NewsBreak Architecture – NewsBreak’s data platform consists of multiple data sources feeding into a Data Engine Pipeline (DIP), with schema management, open table formats (Hudi, Iceberg), and transactional databases (Mongo, Scylla, MySQL). Managed ETL via Airflow loads data into a Data & Service layer, split into a raw data lake and an ETL‑oriented warehouse. Presto serves as the query engine for ad‑hoc and BI analysis, while SnowFlake handles sensitive data.
Presto at NewsBreak – Presto operates on a compute‑storage‑separated model, connecting to various connectors (Scylla, Mongo, Iceberg, Hive, MySQL, Hudi). An event‑stream plugin sends query events to Kafka, which are persisted via Hudi for downstream analysis.
Cache Considerations – Key requirements include supporting Presto on S3 (available from Alluxio 2.2.9.3), minimizing impact on existing systems, accelerating queries while lowering S3 request costs, supporting multiple Hive metastore catalogs, applying cache filters to limit cache size (~1% of total storage), handling small files, and providing detailed monitoring.
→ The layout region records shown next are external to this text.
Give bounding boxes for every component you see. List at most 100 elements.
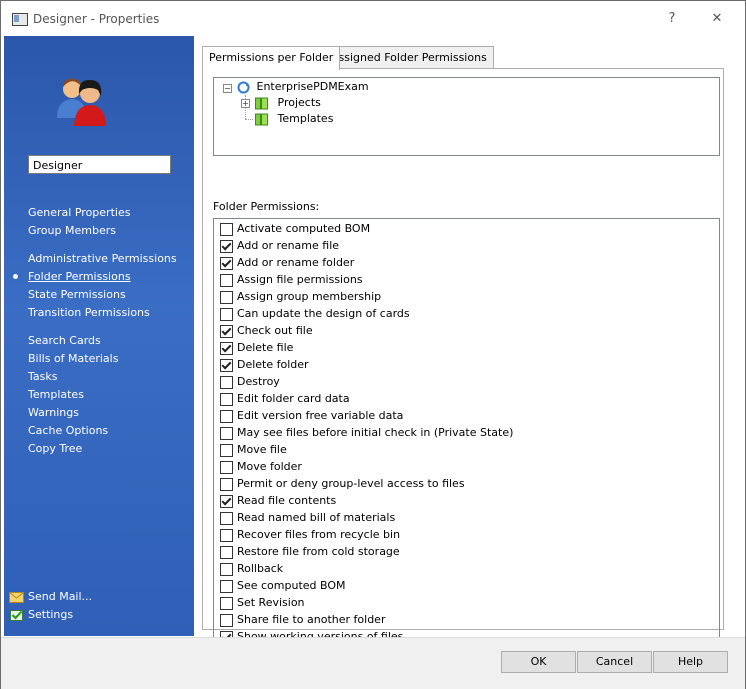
envelope-icon <box>9 592 24 603</box>
sidebar-item-general-properties[interactable]: General Properties <box>28 206 130 219</box>
permission-label: Add or rename folder <box>237 256 355 269</box>
permission-checkbox[interactable] <box>220 444 233 457</box>
permission-checkbox[interactable] <box>220 308 233 321</box>
folder-tree: − EnterprisePDMExam + Projects Templates <box>213 77 720 156</box>
sidebar-item-group-members[interactable]: Group Members <box>28 224 116 237</box>
permission-label: Edit version free variable data <box>237 409 404 422</box>
settings-link[interactable]: Settings <box>9 608 73 621</box>
permission-label: May see files before initial check in (P… <box>237 426 514 439</box>
dialog-footer: OK Cancel Help <box>1 637 745 689</box>
permission-checkbox[interactable] <box>220 580 233 593</box>
tab-assigned-folder-permissions[interactable]: Assigned Folder Permissions <box>324 46 494 69</box>
permission-checkbox[interactable] <box>220 461 233 474</box>
window-title: Designer - Properties <box>33 12 160 26</box>
permission-label: Move folder <box>237 460 302 473</box>
permission-checkbox[interactable] <box>220 359 233 372</box>
permission-label: Assign file permissions <box>237 273 363 286</box>
tree-item-templates[interactable]: Templates <box>255 112 333 126</box>
send-mail-label: Send Mail... <box>28 590 93 603</box>
ok-button[interactable]: OK <box>501 651 576 673</box>
sidebar-item-templates[interactable]: Templates <box>28 388 84 401</box>
permission-label: Delete folder <box>237 358 309 371</box>
sidebar-item-search-cards[interactable]: Search Cards <box>28 334 101 347</box>
properties-window: Designer - Properties ? ✕ Designer Gener… <box>0 0 746 689</box>
settings-checkmark-icon <box>10 610 23 621</box>
permission-checkbox[interactable] <box>220 427 233 440</box>
permission-checkbox[interactable] <box>220 597 233 610</box>
permission-label: See computed BOM <box>237 579 346 592</box>
content-panel: Permissions per Folder Assigned Folder P… <box>194 36 745 651</box>
sidebar-item-folder-permissions[interactable]: Folder Permissions <box>28 270 131 283</box>
tree-item-projects[interactable]: Projects <box>255 96 321 110</box>
tree-root[interactable]: EnterprisePDMExam <box>237 80 369 94</box>
permission-label: Read file contents <box>237 494 337 507</box>
permission-checkbox[interactable] <box>220 529 233 542</box>
permission-checkbox[interactable] <box>220 257 233 270</box>
sidebar-item-bills-of-materials[interactable]: Bills of Materials <box>28 352 118 365</box>
help-button[interactable]: Help <box>653 651 728 673</box>
permission-label: Recover files from recycle bin <box>237 528 401 541</box>
permission-checkbox[interactable] <box>220 614 233 627</box>
folder-icon <box>255 97 268 109</box>
permission-label: Rollback <box>237 562 284 575</box>
tab-permissions-per-folder[interactable]: Permissions per Folder <box>202 46 341 70</box>
cancel-button[interactable]: Cancel <box>577 651 652 673</box>
sidebar-item-cache-options[interactable]: Cache Options <box>28 424 108 437</box>
permission-label: Delete file <box>237 341 294 354</box>
title-bar: Designer - Properties ? ✕ <box>1 1 745 35</box>
permission-checkbox[interactable] <box>220 495 233 508</box>
sidebar-item-transition-permissions[interactable]: Transition Permissions <box>28 306 150 319</box>
permission-label: Edit folder card data <box>237 392 350 405</box>
sidebar-item-state-permissions[interactable]: State Permissions <box>28 288 126 301</box>
permission-checkbox[interactable] <box>220 274 233 287</box>
collapse-root-icon[interactable]: − <box>223 84 232 93</box>
permission-label: Add or rename file <box>237 239 340 252</box>
app-window-icon <box>12 13 28 26</box>
group-name-field[interactable]: Designer <box>28 155 171 174</box>
permission-checkbox[interactable] <box>220 325 233 338</box>
tab-panel: − EnterprisePDMExam + Projects Templates… <box>202 68 724 651</box>
permissions-list: Activate computed BOM Add or rename file A… <box>213 218 720 651</box>
sidebar-item-administrative-permissions[interactable]: Administrative Permissions <box>28 252 177 265</box>
permission-checkbox[interactable] <box>220 240 233 253</box>
tree-item-projects-label: Projects <box>277 96 321 109</box>
users-icon <box>57 78 106 126</box>
permission-checkbox[interactable] <box>220 410 233 423</box>
tree-item-templates-label: Templates <box>277 112 334 125</box>
permission-label: Activate computed BOM <box>237 222 371 235</box>
folder-icon <box>255 113 268 125</box>
permission-label: Permit or deny group-level access to fil… <box>237 477 465 490</box>
permission-label: Assign group membership <box>237 290 382 303</box>
permission-checkbox[interactable] <box>220 546 233 559</box>
expand-projects-icon[interactable]: + <box>241 99 250 108</box>
sidebar-item-warnings[interactable]: Warnings <box>28 406 79 419</box>
tree-connector <box>245 119 253 120</box>
folder-permissions-heading: Folder Permissions: <box>213 200 320 213</box>
permission-label: Check out file <box>237 324 313 337</box>
permission-checkbox[interactable] <box>220 393 233 406</box>
permission-label: Read named bill of materials <box>237 511 396 524</box>
permission-checkbox[interactable] <box>220 563 233 576</box>
permission-checkbox[interactable] <box>220 478 233 491</box>
permission-checkbox[interactable] <box>220 512 233 525</box>
permission-label: Move file <box>237 443 287 456</box>
help-title-button[interactable]: ? <box>662 9 682 29</box>
close-button[interactable]: ✕ <box>707 9 727 29</box>
settings-label: Settings <box>28 608 74 621</box>
permission-checkbox[interactable] <box>220 342 233 355</box>
permission-checkbox[interactable] <box>220 376 233 389</box>
sidebar: Designer General Properties Group Member… <box>4 36 194 636</box>
active-bullet <box>13 274 18 279</box>
sidebar-item-copy-tree[interactable]: Copy Tree <box>28 442 82 455</box>
permission-label: Destroy <box>237 375 280 388</box>
sidebar-item-tasks[interactable]: Tasks <box>28 370 57 383</box>
permission-label: Set Revision <box>237 596 305 609</box>
permission-checkbox[interactable] <box>220 223 233 236</box>
permission-checkbox[interactable] <box>220 291 233 304</box>
send-mail-link[interactable]: Send Mail... <box>9 590 92 603</box>
permission-label: Share file to another folder <box>237 613 386 626</box>
permission-label: Can update the design of cards <box>237 307 410 320</box>
permission-label: Restore file from cold storage <box>237 545 400 558</box>
vault-icon <box>237 81 250 93</box>
tree-root-label: EnterprisePDMExam <box>256 80 369 93</box>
Implementation Details – The team adapted Presto 0.275 and Alluxio release 0.292 to add S3 support, refined cache filters to catalog level, and introduced a shadow cache for performance measurement. They also leveraged Uber’s HDFS‑API‑style cache hit logic and added per‑catalog configuration.
ALC4PS3 Evaluation – Real‑world tests showed that Alluxio reduced daily request volume to under 10 million, cutting peak bursts from 900 million to a manageable level. Cache hit rates started at 70‑80% and, after applying filters, settled around 20‑30% while maintaining overall storage coverage of 70‑80%.
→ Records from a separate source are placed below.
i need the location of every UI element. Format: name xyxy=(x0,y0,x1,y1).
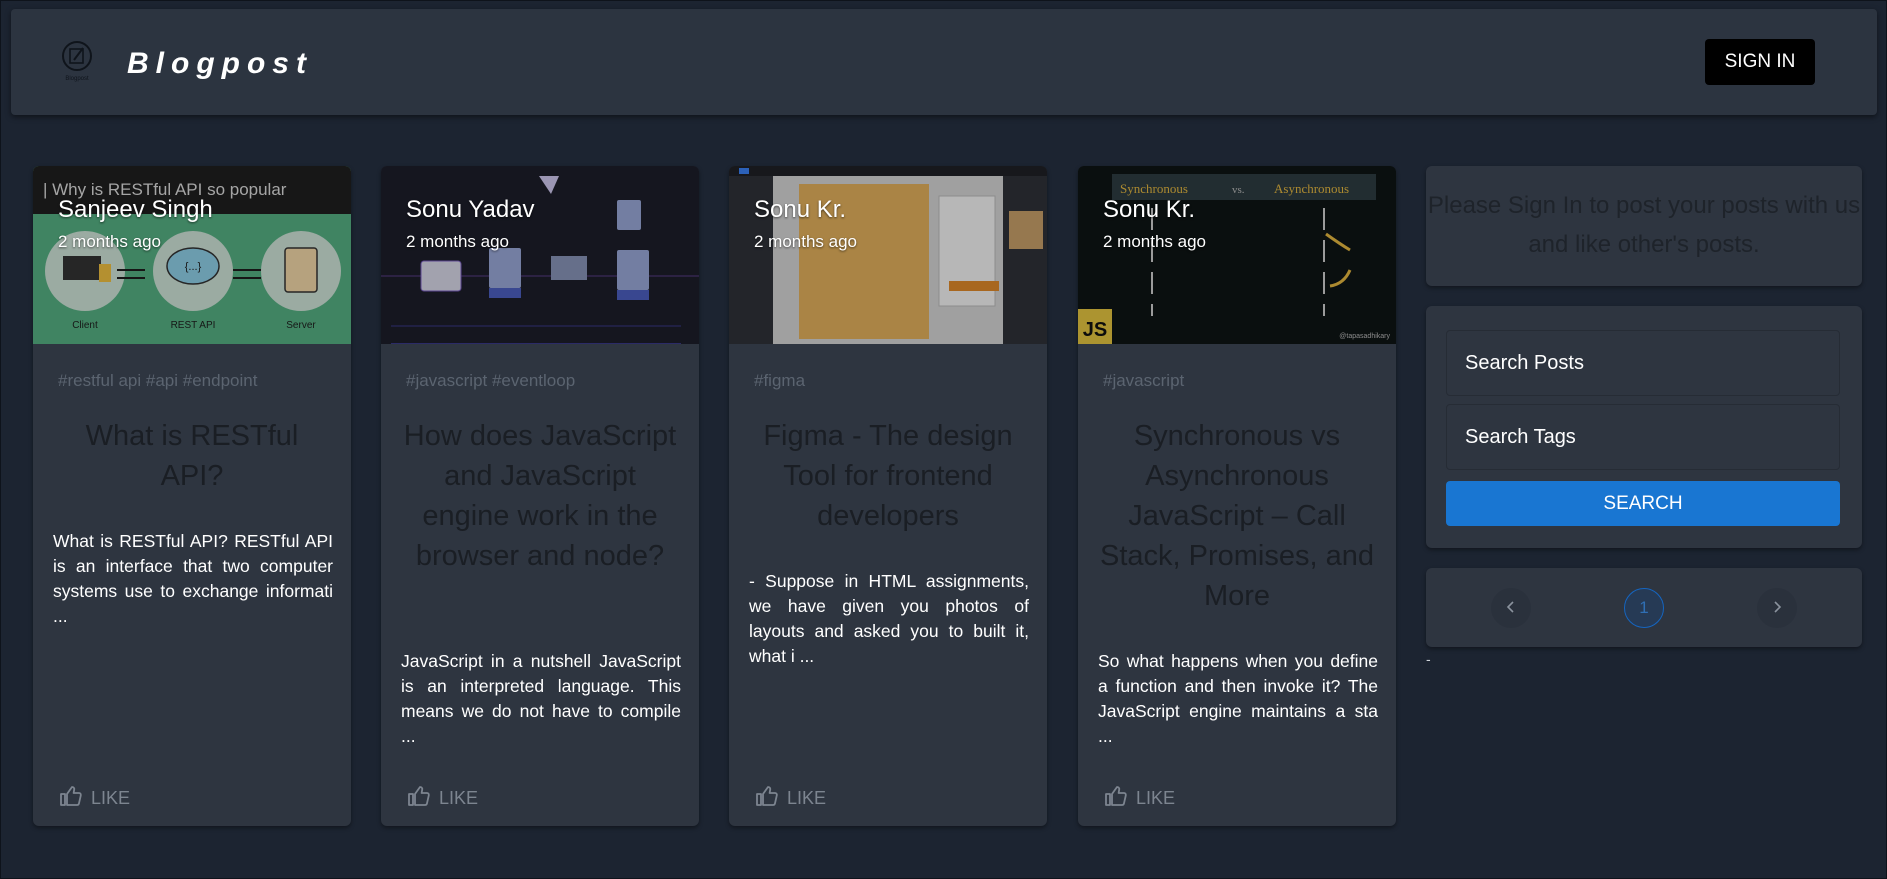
like-button[interactable]: LIKE xyxy=(407,783,478,813)
like-label: LIKE xyxy=(1136,787,1176,808)
post-excerpt: - Suppose in HTML assignments, we have g… xyxy=(749,571,1029,666)
sign-in-button[interactable]: SIGN IN xyxy=(1705,39,1815,85)
post-card: Sonu Yadav 2 months ago #javascript #eve… xyxy=(381,166,699,826)
like-button[interactable]: LIKE xyxy=(755,783,826,813)
post-card: Sonu Kr. 2 months ago #figma Figma - The… xyxy=(729,166,1047,826)
post-title[interactable]: What is RESTful API? xyxy=(51,416,333,496)
search-panel: SEARCH xyxy=(1426,306,1862,548)
brand-title[interactable]: Blogpost xyxy=(127,47,313,81)
signin-message: Please Sign In to post your posts with u… xyxy=(1427,192,1861,258)
post-time: 2 months ago xyxy=(58,232,162,251)
post-time: 2 months ago xyxy=(1103,232,1207,251)
like-button[interactable]: LIKE xyxy=(1104,783,1175,813)
post-time: 2 months ago xyxy=(406,232,510,251)
image-overlay xyxy=(1078,166,1396,344)
footer-dash: - xyxy=(1426,651,1431,667)
chevron-right-icon xyxy=(1769,595,1785,621)
post-tags[interactable]: #javascript xyxy=(1103,371,1184,391)
post-title[interactable]: Synchronous vs Asynchronous JavaScript –… xyxy=(1096,416,1378,616)
chevron-left-icon xyxy=(1503,595,1519,621)
previous-page-button[interactable] xyxy=(1491,588,1531,628)
post-card: Synchronous vs. Asynchronous JS @tapasad… xyxy=(1078,166,1396,826)
search-tags-input[interactable] xyxy=(1446,404,1840,470)
post-image[interactable]: Sonu Yadav 2 months ago xyxy=(381,166,699,344)
thumb-up-icon xyxy=(59,784,83,813)
post-image[interactable]: | Why is RESTful API so popular {...} Cl… xyxy=(33,166,351,344)
post-title[interactable]: How does JavaScript and JavaScript engin… xyxy=(399,416,681,576)
post-image[interactable]: Sonu Kr. 2 months ago xyxy=(729,166,1047,344)
app-bar: Blogpost Blogpost SIGN IN xyxy=(11,9,1877,115)
search-button[interactable]: SEARCH xyxy=(1446,481,1840,526)
next-page-button[interactable] xyxy=(1757,588,1797,628)
post-author: Sonu Kr. xyxy=(754,196,847,223)
pagination-panel: 1 xyxy=(1426,568,1862,647)
post-author: Sonu Kr. xyxy=(1103,196,1196,223)
like-label: LIKE xyxy=(439,787,479,808)
image-overlay xyxy=(729,166,1047,344)
post-card: | Why is RESTful API so popular {...} Cl… xyxy=(33,166,351,826)
like-label: LIKE xyxy=(787,787,827,808)
like-label: LIKE xyxy=(91,787,131,808)
thumb-up-icon xyxy=(755,784,779,813)
post-time: 2 months ago xyxy=(754,232,858,251)
post-excerpt: What is RESTful API? RESTful API is an i… xyxy=(53,531,333,626)
thumb-up-icon xyxy=(1104,784,1128,813)
blogpost-logo-icon[interactable]: Blogpost xyxy=(59,40,95,82)
post-author: Sonu Yadav xyxy=(406,196,535,223)
post-tags[interactable]: #figma xyxy=(754,371,805,391)
like-button[interactable]: LIKE xyxy=(59,783,130,813)
logo-caption: Blogpost xyxy=(65,76,89,82)
signin-message-panel: Please Sign In to post your posts with u… xyxy=(1426,166,1862,286)
post-tags[interactable]: #restful api #api #endpoint xyxy=(58,371,257,391)
image-overlay xyxy=(33,166,351,344)
page-1-button[interactable]: 1 xyxy=(1624,588,1664,628)
post-author: Sanjeev Singh xyxy=(58,196,213,223)
search-posts-input[interactable] xyxy=(1446,330,1840,396)
image-overlay xyxy=(381,166,699,344)
post-image[interactable]: Synchronous vs. Asynchronous JS @tapasad… xyxy=(1078,166,1396,344)
post-excerpt: JavaScript in a nutshell JavaScript is a… xyxy=(401,651,681,746)
post-tags[interactable]: #javascript #eventloop xyxy=(406,371,575,391)
thumb-up-icon xyxy=(407,784,431,813)
post-excerpt: So what happens when you define a functi… xyxy=(1098,651,1378,746)
post-title[interactable]: Figma - The design Tool for frontend dev… xyxy=(747,416,1029,536)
Multi‑Hive Metastore Support – By treating Alluxio as a singleton manager and allowing per‑catalog cache filter configurations, the solution supports multiple Hive metastore instances (Glue, Iceberg, etc.) without duplicating cached data.
Presto Event Stream Monitoring – A block‑level monitor captures query‑level metrics (hit rate, storage coverage, cache vs. remote reads). Metrics show a reduction of P95 query latency from 9 s to 8 s across two clusters with 1 600 cores, processing ~6 PB of data per month, half of which is read from Alluxio.
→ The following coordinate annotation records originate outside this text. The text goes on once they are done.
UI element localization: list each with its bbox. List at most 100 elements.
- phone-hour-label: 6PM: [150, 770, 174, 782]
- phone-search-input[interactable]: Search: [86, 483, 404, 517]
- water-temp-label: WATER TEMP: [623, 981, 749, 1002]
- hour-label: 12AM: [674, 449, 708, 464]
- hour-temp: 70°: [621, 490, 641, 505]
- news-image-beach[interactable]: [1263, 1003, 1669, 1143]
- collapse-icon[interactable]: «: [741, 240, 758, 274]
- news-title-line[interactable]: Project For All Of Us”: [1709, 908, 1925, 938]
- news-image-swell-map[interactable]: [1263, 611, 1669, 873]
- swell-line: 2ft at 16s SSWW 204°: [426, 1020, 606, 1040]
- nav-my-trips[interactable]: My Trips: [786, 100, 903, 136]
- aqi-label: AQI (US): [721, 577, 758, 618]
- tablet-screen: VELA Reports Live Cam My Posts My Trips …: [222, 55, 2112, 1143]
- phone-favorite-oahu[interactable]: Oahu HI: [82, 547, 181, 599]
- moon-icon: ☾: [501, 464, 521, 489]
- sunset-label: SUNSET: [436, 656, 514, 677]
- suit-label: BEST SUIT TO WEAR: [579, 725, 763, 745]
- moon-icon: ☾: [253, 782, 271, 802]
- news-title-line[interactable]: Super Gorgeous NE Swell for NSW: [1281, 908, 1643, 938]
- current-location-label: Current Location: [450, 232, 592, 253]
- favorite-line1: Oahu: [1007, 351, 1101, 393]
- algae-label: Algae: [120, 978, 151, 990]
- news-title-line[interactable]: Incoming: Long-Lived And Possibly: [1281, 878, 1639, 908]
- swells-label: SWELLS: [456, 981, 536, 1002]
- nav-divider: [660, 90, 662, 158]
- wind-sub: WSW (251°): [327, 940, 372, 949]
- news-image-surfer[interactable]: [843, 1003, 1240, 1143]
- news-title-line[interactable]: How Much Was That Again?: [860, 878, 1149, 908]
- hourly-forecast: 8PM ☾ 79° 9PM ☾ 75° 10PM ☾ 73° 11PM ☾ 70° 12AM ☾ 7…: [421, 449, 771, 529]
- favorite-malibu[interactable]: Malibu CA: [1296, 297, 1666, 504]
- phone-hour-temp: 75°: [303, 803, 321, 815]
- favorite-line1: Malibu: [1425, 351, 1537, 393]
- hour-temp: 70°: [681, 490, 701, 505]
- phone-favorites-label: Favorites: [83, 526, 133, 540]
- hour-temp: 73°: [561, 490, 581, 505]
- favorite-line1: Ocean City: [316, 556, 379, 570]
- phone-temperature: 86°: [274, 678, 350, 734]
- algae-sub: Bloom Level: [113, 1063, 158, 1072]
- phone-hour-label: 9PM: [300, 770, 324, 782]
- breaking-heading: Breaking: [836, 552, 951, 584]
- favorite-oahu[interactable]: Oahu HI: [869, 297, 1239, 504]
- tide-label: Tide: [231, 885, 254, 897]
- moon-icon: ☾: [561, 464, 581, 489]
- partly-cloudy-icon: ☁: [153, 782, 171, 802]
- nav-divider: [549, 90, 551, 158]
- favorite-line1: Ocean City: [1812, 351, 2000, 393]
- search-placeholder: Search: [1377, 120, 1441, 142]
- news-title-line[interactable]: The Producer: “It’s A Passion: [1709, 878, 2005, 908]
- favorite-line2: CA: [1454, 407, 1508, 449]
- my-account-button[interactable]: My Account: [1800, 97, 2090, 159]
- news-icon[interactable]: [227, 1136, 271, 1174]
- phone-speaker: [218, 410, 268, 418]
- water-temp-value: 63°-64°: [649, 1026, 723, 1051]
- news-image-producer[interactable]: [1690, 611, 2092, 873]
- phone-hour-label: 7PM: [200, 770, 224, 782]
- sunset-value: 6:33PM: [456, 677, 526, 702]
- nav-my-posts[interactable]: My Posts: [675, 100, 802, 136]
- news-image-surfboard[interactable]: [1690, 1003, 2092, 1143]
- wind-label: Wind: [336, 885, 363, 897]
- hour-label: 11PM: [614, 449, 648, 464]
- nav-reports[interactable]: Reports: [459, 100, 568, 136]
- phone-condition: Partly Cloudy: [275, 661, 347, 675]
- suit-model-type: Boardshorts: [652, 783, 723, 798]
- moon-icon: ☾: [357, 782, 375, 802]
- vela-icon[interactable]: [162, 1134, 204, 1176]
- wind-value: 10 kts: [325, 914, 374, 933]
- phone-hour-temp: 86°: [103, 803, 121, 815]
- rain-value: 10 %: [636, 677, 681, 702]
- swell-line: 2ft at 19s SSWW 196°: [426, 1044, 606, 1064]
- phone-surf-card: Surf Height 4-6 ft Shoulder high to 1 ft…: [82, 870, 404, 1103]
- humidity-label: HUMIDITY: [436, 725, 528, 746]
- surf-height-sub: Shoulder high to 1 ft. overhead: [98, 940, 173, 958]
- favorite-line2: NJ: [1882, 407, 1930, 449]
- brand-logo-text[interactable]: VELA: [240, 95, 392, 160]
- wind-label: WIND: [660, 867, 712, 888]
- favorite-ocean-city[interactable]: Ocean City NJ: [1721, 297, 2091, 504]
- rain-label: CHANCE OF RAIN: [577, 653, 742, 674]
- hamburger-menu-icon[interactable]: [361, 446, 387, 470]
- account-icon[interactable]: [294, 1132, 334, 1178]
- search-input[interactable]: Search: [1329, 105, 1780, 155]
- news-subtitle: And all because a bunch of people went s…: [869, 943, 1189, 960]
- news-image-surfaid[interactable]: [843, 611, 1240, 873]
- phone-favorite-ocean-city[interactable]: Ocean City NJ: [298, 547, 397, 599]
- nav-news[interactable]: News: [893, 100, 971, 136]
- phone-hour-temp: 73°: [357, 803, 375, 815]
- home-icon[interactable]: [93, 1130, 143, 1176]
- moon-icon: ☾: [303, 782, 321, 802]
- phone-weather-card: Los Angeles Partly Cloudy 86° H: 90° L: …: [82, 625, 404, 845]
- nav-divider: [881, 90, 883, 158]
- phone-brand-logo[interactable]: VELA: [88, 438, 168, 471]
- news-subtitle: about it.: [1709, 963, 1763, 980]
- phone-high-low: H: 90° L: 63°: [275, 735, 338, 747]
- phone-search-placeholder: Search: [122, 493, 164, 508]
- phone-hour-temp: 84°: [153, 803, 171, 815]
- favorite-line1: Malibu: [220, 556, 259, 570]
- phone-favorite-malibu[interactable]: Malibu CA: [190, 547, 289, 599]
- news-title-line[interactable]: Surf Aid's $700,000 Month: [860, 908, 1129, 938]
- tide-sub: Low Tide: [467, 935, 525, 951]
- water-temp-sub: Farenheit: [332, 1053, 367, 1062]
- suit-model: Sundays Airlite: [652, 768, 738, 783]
Future Work (ALC4PS4) – Although performance gains are modest, the goal remains to improve query speed and cut costs. Challenges include low SQL hit rates (~30%), many small files, and non‑columnar formats. Planned actions involve data‑governance (columnar storage, compression, small‑file handling) and extending the cache mechanism to Flink, Spark, Hudi, and Iceberg.
Q&A – The event‑stream plugin can be built as a Presto listener that publishes query events to Kafka, which are then persisted via Hudi for metric collection. Detailed monitoring currently operates at the query level, providing end‑to‑end performance and cache hit statistics.
Overall, the integration of Alluxio Local Cache with Presto on S3 demonstrates measurable latency reductions and cost savings, while highlighting areas for further optimization in large‑scale data platforms.